Chloé Buire, vidéo-géographe
Crédit photo : Charlotte Hemery / Forum urbainChercheure au laboratoire LAM (Les Afriques dans le Monde) depuis 2016, Chloé Buire s’intéresse aux questions urbaines avec pour terrains de prédilection l’Afrique du Sud et l’Angola. Elle se positionne en faveur d’une recherche collaborative avec les acteurs locaux, ce qui la conduit à multiplier les voyages. Portrait.
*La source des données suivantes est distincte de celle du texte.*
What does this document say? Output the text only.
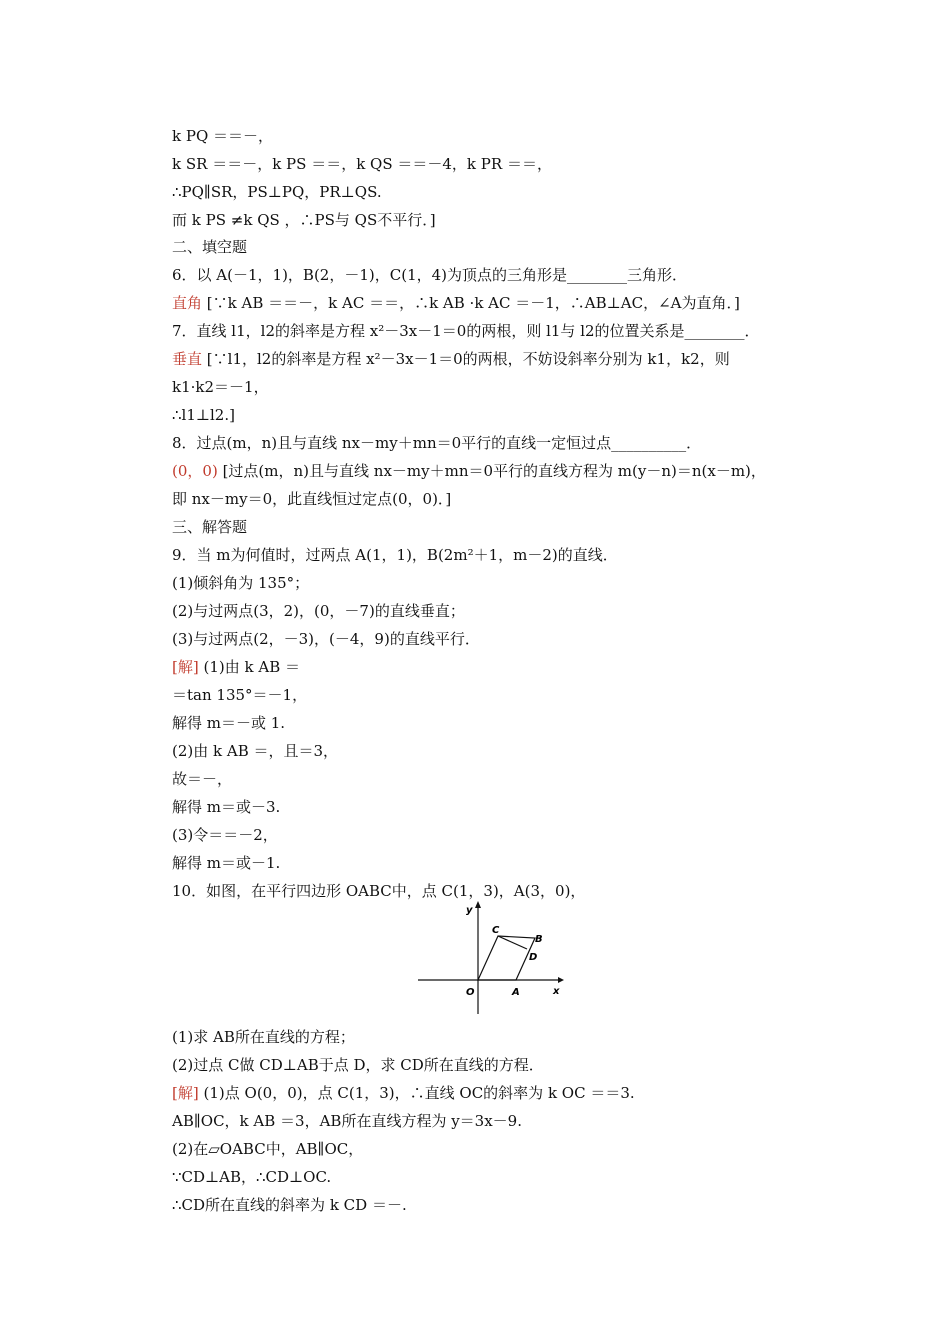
k PQ ＝＝－，
k SR ＝＝－，k PS ＝＝，k QS ＝＝－4，k PR ＝＝，
∴PQ∥SR，PS⊥PQ，PR⊥QS.
而 k PS ≠k QS ，∴PS与 QS不平行．]
二、填空题
6．以 A(－1，1)，B(2，－1)，C(1，4)为顶点的三角形是________三角形．
直角 [∵k AB ＝＝－，k AC ＝＝，∴k AB ·k AC ＝－1，∴AB⊥AC，∠A为直角．]
7．直线 l1，l2的斜率是方程 x²－3x－1＝0的两根，则 l1与 l2的位置关系是________．
垂直 [∵l1，l2的斜率是方程 x²－3x－1＝0的两根，不妨设斜率分别为 k1，k2，则
k1·k2＝－1，
∴l1⊥l2.]
8．过点(m，n)且与直线 nx－my＋mn＝0平行的直线一定恒过点__________．
(0，0) [过点(m，n)且与直线 nx－my＋mn＝0平行的直线方程为 m(y－n)＝n(x－m)，
即 nx－my＝0，此直线恒过定点(0，0)．]
三、解答题
9．当 m为何值时，过两点 A(1，1)，B(2m²＋1，m－2)的直线．
(1)倾斜角为 135°；
(2)与过两点(3，2)，(0，－7)的直线垂直；
(3)与过两点(2，－3)，(－4，9)的直线平行．
[解] (1)由 k AB ＝
＝tan 135°＝－1，
解得 m＝－或 1.
(2)由 k AB ＝，且＝3，
故＝－，
解得 m＝或－3.
(3)令＝＝－2，
解得 m＝或－1.
10．如图，在平行四边形 OABC中，点 C(1，3)，A(3，0)，
y
x
O	A
B
C
D
(1)求 AB所在直线的方程；
(2)过点 C做 CD⊥AB于点 D，求 CD所在直线的方程．
[解] (1)点 O(0，0)，点 C(1，3)，∴直线 OC的斜率为 k OC ＝＝3.
AB∥OC，k AB ＝3，AB所在直线方程为 y＝3x－9.
(2)在▱OABC中，AB∥OC，
∵CD⊥AB，∴CD⊥OC.
∴CD所在直线的斜率为 k CD ＝－.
Entretien réalisé par Charlotte Hemery, stagiaire au Forum urbain en 2018.
Quel est votre parcours ?
Je suis issue d’une formation en géographie à Paris I, avec des options de géographie culturelle, de photo et de vidéo. Je suis entrée en master 2 avec la volonté de présenter un projet de doctorat par la suite. C’est Philippe Gervais-Lambony[1] qui a encadré mon mémoire de master et ma thèse intitulée "À travers pratiques citadines et tactiques citoyennes, la production du droit à la ville au Cap (Afrique du Sud)", menée entre 2007 et 2011. J’ai ensuite décroché un post-doctorat en études urbaines à l’Université du Witwatersrand à Johannesburg (Afrique du Sud) pendant deux ans, qui ont été une période très marquante pour moi. Le projet de départ était de réaliser une comparaison entre Luanda, la capitale de l’Angola, et Johannesburg, mais il y avait si peu de littérature sur l’Angola que j’ai choisi de m’y consacrer de manière plus importante en y passant l’essentiel de mes deux années. Puis j’ai obtenu un autre post-doctorat portant sur un projet européen intitulé "Youth Experiences of Citizenship in Divided Societies : Between Cosmopolitanism, Nation, and Civil Society" avec l’université de Durham au Royaume Uni, pour lequel j’étais détachée en Afrique du Sud. Ce projet s’intéressait à l’impact de programmes destinés à la jeunesse dans des pays divisés ou en situation post-conflit. Après avoir passé le concours national du CNRS en 2015, je suis devenue officiellement chercheure en février 2016 et j’ai rejoint le LAM.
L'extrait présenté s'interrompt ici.